We’re on record in highlighting Kinder Morgan’s hefty debt load and criticizing its ill-timed Bakken acquisition earlier this year.
But the 7% shortfall in cash flow relative to a budget drawn up a year ago is a sign of resilience rather than terminal weakness, given the extent of the slump in energy prices.
Those prices are now at levels guaranteeing domestic production will decline over time, even as demand continues to grow. And it is demand that can’t be met over the long haul without a thriving midstream sector.
As for the $1.6 billion mandatory convertible preferred offering priced today, there’s a lot of confusion out there about the high yield and Kinder Morgan’s reasons for pursuing the deal.
The offering priced at an effective yield a shade under 10%, so in effect the company is offering investors in these hybrid securities an incremental 2.6% of annual yield over the common dividend for the next three years in exchange for foregoing the benefit of capital appreciation from the first 17.5% regained by KMI’s stock over that time. (There’s also a floor conversion price of $9.65 per share, which is not a very valuable put option.)
Buyers of the preferreds are betting that KMI shares will appreciate less than 17% if they appreciate at all over the issue’s three-year term, justifying their choice of higher yield with reduced capital appreciation prospects. One way to capture the yield advantage while hedging the appreciation risk is to sell KMI common short while buying the preferreds, a strategy that very likely contributed to the recent price drop.
Kinder Morgan, meanwhile, has solved its equity financing needs for the next nine months or so, while limiting the cost of issuing equity before a share price recovery. It’s clearly able to issue much cheaper debt, but is constrained by the imperative to preserve its investment-grade credit rating and the need to work off the leverage added to buy out its MLP affiliates last year.

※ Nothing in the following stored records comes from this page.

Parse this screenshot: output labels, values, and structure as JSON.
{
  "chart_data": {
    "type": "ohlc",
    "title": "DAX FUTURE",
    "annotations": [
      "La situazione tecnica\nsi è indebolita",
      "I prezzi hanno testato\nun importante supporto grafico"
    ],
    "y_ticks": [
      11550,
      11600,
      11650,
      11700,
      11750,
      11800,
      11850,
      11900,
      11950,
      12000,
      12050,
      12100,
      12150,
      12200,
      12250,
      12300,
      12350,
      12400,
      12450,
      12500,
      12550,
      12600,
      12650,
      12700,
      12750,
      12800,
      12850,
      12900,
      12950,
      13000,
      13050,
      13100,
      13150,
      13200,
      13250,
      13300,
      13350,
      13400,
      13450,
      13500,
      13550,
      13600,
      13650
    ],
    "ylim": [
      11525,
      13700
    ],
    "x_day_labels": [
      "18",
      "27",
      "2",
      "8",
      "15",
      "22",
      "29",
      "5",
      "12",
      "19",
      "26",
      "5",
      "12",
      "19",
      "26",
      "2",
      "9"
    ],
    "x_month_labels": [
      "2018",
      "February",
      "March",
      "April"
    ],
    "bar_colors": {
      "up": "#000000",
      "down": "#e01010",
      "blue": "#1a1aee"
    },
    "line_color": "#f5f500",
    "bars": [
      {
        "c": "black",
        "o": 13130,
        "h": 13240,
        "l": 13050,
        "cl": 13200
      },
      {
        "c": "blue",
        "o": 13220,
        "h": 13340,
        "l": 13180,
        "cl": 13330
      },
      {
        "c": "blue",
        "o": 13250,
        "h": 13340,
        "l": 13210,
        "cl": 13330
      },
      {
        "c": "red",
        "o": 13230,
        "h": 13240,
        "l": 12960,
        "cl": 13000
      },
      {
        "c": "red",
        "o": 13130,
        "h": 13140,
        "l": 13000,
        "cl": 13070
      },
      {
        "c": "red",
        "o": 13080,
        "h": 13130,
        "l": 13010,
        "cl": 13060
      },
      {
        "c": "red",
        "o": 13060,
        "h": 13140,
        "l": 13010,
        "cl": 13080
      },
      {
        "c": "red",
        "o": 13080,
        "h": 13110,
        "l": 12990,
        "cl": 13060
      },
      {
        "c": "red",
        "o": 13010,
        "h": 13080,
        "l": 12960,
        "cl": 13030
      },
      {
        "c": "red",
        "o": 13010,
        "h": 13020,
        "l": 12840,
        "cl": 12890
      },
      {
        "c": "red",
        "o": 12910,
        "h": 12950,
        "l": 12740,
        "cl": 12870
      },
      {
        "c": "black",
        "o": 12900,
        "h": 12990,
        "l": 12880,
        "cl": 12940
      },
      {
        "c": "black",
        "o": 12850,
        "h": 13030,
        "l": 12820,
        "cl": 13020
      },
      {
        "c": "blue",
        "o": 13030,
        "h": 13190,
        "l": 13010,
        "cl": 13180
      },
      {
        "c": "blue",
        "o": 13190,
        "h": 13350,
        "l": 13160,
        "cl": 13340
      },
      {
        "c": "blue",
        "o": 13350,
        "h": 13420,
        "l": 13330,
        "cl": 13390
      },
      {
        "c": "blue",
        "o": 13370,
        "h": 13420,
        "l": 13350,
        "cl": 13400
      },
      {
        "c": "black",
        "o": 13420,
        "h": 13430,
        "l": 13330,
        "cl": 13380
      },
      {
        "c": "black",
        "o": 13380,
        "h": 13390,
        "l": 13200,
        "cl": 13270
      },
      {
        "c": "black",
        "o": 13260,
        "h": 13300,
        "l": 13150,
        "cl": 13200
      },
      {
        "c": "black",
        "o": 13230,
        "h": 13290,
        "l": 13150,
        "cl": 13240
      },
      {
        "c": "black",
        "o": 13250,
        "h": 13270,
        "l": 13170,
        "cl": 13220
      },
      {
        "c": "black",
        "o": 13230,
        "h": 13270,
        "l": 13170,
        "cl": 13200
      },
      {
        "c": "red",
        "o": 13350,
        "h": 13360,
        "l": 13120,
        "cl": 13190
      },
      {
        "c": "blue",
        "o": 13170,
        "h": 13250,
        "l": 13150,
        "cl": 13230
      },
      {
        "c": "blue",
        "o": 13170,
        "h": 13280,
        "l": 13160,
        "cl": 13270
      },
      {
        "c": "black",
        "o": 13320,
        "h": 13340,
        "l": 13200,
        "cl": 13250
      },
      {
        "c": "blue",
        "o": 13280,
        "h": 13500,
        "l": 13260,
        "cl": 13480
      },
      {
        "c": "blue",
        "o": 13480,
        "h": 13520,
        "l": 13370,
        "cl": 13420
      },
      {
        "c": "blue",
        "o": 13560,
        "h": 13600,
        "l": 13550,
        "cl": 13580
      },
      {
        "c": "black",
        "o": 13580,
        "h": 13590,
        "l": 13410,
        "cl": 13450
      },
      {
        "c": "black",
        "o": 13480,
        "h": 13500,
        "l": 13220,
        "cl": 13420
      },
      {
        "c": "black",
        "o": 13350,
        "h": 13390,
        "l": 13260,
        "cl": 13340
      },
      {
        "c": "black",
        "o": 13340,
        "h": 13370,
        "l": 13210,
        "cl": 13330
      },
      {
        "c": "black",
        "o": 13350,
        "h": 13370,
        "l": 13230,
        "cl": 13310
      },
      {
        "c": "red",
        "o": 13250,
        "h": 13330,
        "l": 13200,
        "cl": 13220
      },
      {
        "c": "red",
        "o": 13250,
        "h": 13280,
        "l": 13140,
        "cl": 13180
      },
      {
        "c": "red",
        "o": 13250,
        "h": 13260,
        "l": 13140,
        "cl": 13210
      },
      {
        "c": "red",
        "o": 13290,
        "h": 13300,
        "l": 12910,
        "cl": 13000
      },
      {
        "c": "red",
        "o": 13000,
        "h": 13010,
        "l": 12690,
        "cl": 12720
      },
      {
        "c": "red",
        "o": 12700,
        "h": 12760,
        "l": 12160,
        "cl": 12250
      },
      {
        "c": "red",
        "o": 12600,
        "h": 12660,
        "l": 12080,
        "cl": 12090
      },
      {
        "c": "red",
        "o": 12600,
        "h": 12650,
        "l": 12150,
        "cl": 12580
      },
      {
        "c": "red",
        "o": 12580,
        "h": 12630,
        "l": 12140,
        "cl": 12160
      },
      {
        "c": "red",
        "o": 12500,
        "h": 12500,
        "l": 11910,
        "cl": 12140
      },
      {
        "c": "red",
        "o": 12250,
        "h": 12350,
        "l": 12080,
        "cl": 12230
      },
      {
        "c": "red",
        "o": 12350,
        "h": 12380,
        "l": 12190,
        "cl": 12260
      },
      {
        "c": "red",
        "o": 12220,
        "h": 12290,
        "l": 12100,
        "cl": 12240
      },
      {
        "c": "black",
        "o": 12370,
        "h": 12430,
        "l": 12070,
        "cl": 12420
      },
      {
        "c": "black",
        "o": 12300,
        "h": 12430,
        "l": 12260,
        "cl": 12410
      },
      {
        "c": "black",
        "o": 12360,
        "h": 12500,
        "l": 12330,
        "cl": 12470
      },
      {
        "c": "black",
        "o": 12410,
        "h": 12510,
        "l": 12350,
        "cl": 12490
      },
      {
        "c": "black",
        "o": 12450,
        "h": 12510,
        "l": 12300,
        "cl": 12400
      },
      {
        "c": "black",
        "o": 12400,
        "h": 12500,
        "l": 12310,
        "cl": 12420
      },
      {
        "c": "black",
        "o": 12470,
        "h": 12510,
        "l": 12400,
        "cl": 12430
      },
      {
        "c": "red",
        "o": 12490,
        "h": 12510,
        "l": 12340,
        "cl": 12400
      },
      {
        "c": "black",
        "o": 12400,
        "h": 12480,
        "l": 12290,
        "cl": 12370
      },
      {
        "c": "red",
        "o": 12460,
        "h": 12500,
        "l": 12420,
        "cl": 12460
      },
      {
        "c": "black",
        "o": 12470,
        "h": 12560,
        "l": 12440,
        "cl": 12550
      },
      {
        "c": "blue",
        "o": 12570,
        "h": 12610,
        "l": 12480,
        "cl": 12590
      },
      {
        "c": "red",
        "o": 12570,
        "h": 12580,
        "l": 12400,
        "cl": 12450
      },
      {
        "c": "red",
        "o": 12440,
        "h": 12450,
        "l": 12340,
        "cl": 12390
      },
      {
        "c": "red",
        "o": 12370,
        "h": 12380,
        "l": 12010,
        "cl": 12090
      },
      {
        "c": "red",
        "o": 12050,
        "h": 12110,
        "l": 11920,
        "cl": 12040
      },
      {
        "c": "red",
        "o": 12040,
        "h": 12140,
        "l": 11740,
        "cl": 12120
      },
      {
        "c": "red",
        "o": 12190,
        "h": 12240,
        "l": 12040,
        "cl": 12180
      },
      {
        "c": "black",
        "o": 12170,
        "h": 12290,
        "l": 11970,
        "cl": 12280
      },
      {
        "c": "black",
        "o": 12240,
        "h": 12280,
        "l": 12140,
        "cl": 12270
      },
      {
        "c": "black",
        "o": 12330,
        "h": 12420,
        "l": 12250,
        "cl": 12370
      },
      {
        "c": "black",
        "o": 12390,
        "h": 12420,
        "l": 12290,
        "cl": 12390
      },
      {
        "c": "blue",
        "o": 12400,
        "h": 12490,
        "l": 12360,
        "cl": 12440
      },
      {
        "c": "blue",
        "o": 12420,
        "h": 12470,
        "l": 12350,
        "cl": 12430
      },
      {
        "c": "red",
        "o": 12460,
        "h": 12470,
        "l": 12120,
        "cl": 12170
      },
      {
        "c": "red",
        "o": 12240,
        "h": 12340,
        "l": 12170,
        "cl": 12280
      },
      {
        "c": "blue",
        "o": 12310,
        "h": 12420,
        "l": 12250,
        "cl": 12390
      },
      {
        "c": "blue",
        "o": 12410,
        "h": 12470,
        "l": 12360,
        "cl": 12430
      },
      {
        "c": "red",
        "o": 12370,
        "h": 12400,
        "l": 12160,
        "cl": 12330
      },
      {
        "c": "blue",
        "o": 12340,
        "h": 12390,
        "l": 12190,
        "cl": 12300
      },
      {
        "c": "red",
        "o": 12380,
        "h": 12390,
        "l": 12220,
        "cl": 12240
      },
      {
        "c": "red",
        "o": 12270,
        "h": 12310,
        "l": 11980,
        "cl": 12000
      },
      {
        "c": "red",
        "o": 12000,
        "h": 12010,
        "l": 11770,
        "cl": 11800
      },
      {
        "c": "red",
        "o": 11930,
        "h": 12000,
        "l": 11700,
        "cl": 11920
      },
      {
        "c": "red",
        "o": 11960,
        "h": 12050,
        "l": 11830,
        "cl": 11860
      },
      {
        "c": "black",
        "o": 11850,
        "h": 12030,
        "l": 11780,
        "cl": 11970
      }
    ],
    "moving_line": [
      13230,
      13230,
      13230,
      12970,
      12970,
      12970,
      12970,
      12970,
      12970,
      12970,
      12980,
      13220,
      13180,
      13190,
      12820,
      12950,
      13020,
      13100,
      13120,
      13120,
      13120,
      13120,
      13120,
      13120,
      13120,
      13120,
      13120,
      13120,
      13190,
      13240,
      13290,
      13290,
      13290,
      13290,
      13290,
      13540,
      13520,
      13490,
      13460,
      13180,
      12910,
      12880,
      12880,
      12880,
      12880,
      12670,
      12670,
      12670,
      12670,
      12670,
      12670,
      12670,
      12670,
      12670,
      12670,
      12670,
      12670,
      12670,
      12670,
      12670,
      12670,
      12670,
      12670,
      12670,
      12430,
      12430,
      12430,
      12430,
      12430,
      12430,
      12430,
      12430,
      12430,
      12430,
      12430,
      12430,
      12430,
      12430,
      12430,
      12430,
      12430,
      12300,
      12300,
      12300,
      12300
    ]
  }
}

This looks like a fair deal all around, though we still prefer the common to the preferred given the decent likelihood of a significantly higher share price in three years.
The common shares’ current 7.4% yield undervalues Kinder Morgan’s long-term growth opportunities and overemphasizes the dimmed near-term outlook. We’d be willing to clip the coupons for now while waiting on the capital gains, and are upgrading KMI to a Buy below $35.
— Igor Greenwald
Stock Talk
Henry Sunderland
I thought I heard that KMI was attempting to float a 10% bond issue. If successful that seems like a steep price to pay for the corporation instead of cutting their payout.
How do you reconcile that with your buy recommendation on their stock
Igor Greenwald
I addressed this in the Portfolio Update at the bottom of this article, but to summarize briefly they offered preferred buyers some 2.6% of incremental annual yield for three years in exchange for forfeiting the first 17.5% of capital appreciation from Friday’s close. Seems fair to me. Midstream yields have gone up because the equity has been discounted so severely; that’s not a symptom that the industry is in any way unsustainable. It’s plenty sustainable as long as Americans continue to use fuel and electricity.